Friday, January 25, 2019

My take on: The Gown

I confess...I have a mild curiosity about the British royal family. I got up early for the last two royal weddings. Why? I don't know. I like the glamour and for a few brief moments I can live vicariously through others. I say all of this because that mild curiosity piqued my interest in my latest read.

The Gown by Jennifer Robson is a fictional take on a real event, the story behind the wedding dress of Princess Elizabeth set against war-torn England. World War II has been over for two years, but the recovery is ongoing. People are still reeling from tragedy. But there's nothing like a wedding to lift everyone's spirits. When the engagement is announced, the royal family commissions famed designer Norman Hartnell to design the wedding gown. While Hartnell is celebrated for his work, he doesn't do it alone. With a vast crew of seamstresses and embroiderers, Hartnell assigns his most-trusted employees to work on the gown. For best friends Ann Hughes and Miriam Dassin, working on the dress is the chance of a lifetime. But it comes at a price, no one on the team, including Ann and Miriam, is allowed to utter a peep about the top-secret dress. These two working-class women pour all their energy into the dress. It's a welcome distraction from their difficult pasts.

Fast forward to 2016, Heather Mackenzie is grieving the loss of her beloved grandmother, Nan. Her mother discovers a box Nan left for Heather, inside delicate swatches of embroidery. Where are they from? Queen Elizabeth II's wedding gown. What was Nan doing with these? Did she really work on the Queen's wedding gown? Yes, she really did work on that famous dress. Also in that box was a photo of Nan with Miriam, who is now a famous artist. How could Nan keep such an important part of her life from Heather and her mother? Nan's time in England is a mystery to them both. A mystery that Heather wants to solve. 

The book is told from Heather, Ann, and Miriam's perspectives. Through Ann's and Miriam's eyes, the reader gets to see what life was like in 1947 England. Rationing of food is still going on, even the royal family has to do it. Her parents and brother are dead, her sister-in-law, Milly, has moved to Canada, leaving Ann struggling to keep her house. Enter Miriam, a French Jewish woman who has just moved to England. After surviving imprisonment at the hands of the Nazis, Miriam is trying to rebuild her life. A job at Hartnell's and a room in Ann's house are just what Miriam needs. The two women are at first reluctant to trust each other, but soon they form a strong bond. Their friendship is at the heart of this book. A friendship that even Heather can see and feel in the present-day.

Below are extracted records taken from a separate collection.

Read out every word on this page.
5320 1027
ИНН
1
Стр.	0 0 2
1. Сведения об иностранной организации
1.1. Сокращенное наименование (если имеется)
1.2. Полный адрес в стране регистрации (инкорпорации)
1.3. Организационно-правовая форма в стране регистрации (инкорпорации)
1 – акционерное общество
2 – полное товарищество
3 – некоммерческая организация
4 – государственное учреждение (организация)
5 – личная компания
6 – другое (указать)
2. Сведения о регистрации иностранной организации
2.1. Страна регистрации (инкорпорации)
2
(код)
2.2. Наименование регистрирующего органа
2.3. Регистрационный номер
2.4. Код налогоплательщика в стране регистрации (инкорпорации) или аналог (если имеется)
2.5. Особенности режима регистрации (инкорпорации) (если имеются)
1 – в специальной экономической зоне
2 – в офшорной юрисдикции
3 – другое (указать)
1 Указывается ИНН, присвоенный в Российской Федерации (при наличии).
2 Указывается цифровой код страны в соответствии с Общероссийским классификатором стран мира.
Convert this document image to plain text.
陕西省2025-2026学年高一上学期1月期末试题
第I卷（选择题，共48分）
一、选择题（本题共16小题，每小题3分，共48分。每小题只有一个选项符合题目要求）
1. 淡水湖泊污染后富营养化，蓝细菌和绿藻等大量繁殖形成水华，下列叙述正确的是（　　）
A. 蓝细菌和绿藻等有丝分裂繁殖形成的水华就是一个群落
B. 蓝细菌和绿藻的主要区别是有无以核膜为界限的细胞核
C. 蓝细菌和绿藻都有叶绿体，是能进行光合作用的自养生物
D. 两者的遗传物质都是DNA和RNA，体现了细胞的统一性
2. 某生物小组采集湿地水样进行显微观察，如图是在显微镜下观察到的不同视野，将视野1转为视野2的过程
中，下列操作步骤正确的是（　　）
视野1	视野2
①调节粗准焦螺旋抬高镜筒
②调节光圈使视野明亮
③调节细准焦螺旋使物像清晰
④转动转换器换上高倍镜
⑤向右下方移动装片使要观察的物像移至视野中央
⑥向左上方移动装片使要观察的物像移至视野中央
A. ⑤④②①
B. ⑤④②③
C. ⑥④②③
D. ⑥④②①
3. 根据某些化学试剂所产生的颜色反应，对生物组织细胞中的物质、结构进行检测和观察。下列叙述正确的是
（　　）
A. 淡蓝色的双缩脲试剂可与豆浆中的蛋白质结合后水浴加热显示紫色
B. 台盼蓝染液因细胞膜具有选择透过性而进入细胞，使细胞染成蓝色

When Heather finds Miriam, it's clear that Nan's friendship meant a lot. It was Nan who gave Miriam a place to live when she needed it the most. It was Nan who encouraged Miriam to pursue her passion as an artist. Miriam did the same for Nan. Miriam reassured Nan not to doubt herself even in the most difficult times. They were strong women on their own, but their deep friendship made Miriam and Nan better people. Miriam, Ann, and Heather are not real people but I felt like they were. I loved how the author took a real event and managed to make it a relatable story. I would definitely put this on your TBR pile.

Rating: Superb

Notes: I received a copy of the book from the publisher (HarperCollins) as part of a blog tour with TLC Book Tours.